The latest figures released on the use of tasers by police forces across the country are starting to look concerning. While the jump from 187 uses between October to December 2008 to 250 during January to March this year can be explained by how the Home Office allowed Chief Officers to decide when "specially-trained" units can be deployed with the weapons, it doesn't explain why different forces are using them far more readily than others.

The most startling are the number of uses by Northumbria police, which since April 2004 has used tasers in one way or another on 704 occasions, 4 more than even the Met has. This is an astounding number, especially when compared to another force of similar size and with a similar urban environment, Merseyside, who also took part in the same trial as Northumbria and which has used them just 76 times in total. One explanation might that more units were trained in their use than in the other forces, but Northumbria's use still seems to be remarkably high. Northumbria claim that their use is highest because they're the only force to train firearm response officers to also use them, and that the rise would correspond with the drop in firearm officers being deployed, in contrast to other forces, but it also makes you wonder whether because officers know this they more readily call for help when faced with problems they would have dealt with themselves before. Only the Met and West Yorkshire actually fully "discharged", as in fired rather than threatened their use or pressed the weapon up against the person on more occasions.

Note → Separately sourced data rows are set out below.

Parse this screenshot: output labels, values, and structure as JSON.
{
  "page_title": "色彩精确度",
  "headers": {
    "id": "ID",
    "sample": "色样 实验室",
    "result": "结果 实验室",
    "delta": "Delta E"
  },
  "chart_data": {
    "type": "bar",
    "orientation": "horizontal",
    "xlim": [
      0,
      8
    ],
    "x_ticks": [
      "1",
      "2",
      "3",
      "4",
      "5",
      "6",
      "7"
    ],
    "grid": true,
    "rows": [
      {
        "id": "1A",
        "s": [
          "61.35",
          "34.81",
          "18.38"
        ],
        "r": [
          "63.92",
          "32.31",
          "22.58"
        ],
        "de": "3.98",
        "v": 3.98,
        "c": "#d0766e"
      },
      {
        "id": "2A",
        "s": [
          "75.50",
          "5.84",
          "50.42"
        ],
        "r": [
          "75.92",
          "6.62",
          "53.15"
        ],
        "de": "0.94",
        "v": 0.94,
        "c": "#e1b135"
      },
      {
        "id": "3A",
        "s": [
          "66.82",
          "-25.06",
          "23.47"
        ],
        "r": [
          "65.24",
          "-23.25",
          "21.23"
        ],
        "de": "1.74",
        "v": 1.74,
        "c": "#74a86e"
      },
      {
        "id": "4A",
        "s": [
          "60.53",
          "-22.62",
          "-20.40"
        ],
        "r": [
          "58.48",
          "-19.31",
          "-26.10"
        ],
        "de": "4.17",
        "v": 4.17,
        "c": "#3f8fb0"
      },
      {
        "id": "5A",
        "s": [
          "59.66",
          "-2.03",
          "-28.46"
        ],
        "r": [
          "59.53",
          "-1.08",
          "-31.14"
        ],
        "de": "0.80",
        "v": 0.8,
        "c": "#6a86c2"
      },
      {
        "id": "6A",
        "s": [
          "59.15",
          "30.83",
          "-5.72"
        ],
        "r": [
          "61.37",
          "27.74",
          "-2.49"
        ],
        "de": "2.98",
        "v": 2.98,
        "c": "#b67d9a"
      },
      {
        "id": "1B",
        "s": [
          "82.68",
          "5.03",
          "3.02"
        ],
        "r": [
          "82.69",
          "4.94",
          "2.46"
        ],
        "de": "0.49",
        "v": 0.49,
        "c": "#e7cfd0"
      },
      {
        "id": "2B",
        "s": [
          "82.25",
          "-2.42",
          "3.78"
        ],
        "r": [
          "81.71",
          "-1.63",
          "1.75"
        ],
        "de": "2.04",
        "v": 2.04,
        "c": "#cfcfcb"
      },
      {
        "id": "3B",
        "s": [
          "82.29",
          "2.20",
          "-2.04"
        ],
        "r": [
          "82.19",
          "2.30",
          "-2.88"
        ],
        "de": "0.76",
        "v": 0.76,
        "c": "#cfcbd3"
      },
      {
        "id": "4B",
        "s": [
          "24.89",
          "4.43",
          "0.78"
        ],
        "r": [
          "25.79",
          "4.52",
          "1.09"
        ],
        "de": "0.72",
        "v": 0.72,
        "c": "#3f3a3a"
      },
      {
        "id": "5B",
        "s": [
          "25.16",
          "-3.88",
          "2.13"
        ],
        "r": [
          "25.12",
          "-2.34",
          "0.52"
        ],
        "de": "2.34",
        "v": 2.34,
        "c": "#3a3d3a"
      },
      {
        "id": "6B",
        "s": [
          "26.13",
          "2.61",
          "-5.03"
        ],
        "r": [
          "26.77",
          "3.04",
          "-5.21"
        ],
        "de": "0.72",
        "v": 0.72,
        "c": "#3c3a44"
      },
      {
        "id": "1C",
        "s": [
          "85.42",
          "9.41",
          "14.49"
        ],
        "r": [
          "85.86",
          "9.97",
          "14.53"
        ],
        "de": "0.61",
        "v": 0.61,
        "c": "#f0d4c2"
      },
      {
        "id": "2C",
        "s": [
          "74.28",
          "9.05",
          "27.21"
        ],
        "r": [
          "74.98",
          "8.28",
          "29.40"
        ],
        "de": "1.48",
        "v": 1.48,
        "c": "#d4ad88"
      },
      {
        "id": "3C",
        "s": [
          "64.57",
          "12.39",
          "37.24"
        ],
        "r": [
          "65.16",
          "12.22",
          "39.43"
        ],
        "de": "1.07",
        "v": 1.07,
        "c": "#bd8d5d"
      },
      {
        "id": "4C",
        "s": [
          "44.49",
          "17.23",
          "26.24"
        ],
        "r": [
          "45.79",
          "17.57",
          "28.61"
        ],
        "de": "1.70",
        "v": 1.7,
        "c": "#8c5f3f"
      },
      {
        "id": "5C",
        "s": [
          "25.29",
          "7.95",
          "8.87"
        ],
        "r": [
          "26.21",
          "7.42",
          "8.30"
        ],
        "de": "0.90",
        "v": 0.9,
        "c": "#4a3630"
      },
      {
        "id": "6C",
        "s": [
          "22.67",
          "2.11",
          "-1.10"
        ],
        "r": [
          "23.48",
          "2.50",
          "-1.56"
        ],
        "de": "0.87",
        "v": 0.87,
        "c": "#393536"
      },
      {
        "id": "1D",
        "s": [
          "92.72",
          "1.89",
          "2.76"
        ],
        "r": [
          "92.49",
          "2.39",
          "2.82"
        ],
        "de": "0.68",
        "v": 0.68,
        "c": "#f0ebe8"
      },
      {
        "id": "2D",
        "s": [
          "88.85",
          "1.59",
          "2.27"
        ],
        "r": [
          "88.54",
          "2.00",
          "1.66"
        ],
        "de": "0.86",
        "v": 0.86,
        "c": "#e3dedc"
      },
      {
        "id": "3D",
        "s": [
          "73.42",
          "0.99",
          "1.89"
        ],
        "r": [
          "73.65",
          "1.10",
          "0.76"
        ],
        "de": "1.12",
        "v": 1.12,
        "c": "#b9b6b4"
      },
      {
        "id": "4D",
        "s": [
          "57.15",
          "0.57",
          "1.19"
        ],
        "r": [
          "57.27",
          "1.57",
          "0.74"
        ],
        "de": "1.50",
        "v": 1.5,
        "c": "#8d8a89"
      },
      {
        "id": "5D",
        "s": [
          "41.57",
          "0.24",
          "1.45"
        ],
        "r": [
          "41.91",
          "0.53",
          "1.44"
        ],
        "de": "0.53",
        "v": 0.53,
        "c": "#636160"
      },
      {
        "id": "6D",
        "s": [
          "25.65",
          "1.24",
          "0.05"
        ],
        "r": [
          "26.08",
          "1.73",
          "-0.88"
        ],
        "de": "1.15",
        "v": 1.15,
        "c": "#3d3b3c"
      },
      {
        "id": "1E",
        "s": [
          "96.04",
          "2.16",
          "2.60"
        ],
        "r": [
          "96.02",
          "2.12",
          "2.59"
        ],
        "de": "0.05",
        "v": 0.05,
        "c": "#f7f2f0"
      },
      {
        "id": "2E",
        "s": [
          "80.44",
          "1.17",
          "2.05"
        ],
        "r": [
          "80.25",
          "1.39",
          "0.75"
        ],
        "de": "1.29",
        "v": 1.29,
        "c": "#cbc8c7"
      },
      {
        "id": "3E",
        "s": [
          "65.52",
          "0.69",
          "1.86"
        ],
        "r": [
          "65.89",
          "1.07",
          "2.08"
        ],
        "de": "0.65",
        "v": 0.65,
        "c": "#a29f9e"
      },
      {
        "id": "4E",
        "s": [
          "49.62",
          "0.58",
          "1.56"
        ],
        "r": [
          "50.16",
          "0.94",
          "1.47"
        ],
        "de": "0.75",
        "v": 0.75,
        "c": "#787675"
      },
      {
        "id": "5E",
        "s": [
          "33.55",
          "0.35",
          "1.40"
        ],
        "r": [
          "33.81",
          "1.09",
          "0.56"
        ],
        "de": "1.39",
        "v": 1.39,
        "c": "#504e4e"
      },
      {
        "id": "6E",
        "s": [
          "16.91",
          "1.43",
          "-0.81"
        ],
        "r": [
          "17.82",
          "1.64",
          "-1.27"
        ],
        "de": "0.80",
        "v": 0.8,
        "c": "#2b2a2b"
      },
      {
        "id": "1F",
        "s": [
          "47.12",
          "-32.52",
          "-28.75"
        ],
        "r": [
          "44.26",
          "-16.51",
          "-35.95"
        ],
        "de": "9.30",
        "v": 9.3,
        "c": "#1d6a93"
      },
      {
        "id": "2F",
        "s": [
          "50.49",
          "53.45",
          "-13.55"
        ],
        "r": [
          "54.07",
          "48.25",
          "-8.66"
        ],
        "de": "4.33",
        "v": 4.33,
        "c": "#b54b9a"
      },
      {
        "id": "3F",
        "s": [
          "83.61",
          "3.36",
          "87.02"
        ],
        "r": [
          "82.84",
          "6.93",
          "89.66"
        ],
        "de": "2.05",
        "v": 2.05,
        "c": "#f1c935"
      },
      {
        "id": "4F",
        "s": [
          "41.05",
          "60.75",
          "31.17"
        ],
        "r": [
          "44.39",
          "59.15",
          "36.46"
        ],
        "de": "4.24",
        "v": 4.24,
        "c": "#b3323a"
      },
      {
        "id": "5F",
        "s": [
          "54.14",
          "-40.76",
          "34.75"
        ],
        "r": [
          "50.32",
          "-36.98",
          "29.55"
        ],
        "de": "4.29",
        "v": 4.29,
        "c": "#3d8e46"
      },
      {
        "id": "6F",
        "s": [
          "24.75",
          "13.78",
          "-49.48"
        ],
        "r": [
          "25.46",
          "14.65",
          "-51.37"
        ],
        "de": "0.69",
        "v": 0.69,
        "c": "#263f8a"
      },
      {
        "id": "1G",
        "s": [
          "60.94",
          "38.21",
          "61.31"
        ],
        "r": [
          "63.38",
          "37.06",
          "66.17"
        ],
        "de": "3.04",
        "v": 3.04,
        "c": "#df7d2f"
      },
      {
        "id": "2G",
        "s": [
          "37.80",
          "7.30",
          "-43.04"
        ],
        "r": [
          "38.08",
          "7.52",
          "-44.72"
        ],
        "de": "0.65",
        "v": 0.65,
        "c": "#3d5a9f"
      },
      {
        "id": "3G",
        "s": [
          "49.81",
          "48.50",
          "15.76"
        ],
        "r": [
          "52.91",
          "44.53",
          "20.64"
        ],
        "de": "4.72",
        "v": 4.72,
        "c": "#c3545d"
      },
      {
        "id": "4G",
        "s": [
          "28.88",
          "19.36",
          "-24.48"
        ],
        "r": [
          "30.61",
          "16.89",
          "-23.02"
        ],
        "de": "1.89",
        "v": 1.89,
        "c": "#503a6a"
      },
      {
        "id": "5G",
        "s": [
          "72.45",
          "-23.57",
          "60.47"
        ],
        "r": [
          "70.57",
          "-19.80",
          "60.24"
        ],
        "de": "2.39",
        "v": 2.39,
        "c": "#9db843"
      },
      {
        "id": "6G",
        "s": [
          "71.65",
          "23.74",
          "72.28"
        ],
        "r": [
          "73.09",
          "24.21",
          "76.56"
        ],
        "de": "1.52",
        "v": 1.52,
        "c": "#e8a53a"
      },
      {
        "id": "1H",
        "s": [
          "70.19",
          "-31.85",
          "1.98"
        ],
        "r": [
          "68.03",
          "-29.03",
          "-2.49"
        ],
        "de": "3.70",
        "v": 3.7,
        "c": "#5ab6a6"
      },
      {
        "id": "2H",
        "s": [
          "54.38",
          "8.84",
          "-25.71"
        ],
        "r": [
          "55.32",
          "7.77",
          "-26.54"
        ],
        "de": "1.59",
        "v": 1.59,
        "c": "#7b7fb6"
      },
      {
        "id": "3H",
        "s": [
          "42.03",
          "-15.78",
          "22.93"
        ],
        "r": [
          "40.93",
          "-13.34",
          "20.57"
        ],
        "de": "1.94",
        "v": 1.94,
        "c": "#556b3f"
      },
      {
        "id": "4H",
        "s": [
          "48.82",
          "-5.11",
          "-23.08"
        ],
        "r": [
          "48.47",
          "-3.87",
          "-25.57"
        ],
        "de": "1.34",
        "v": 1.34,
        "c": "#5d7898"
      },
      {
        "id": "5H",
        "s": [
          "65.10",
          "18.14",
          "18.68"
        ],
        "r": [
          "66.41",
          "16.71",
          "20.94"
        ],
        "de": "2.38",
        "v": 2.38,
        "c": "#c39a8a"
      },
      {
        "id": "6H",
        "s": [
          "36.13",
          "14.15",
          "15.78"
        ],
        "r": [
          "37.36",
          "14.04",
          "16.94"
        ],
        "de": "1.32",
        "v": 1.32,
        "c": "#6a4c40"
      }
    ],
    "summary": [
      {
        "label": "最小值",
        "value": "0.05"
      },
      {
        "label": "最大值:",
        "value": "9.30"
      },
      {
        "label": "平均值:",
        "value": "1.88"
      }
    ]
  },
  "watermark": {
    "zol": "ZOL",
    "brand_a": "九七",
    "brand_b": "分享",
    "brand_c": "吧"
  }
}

The biggest worry with the use of tasers has to be that when the police would previously have reasoned extensively to subdue someone who was uncooperative with them, or used acceptable, if subjective force to achieve the same result, the weapon becomes the first resort rather than the last, even if used just simply as a threat. Unlike in the US, where the Taser was meant to be deployed as an alternative to firearms (even if, somewhat predictably, no such fall in the use of guns seems to have been noted), police in this country have only ever used guns when the suspect is also believed to have or has used one. That tasers seem to be entering normal police use, and that as a result, their use also becomes to be seen as normal is a cause for concern when the safety of the weapons is far from being certain. As the Guardian leader argues, the exact circumstances of their use, as well as how they were used needs to be recorded to ensure that the above doesn't become the norm. The police blogger Nightjack wrote that most police were approachable and pleasant, it was just that they had started to dress and be armed like "imperial stormtroopers" which worried and put the general public off. The casual deployment of tasers would only make such attitudes worse.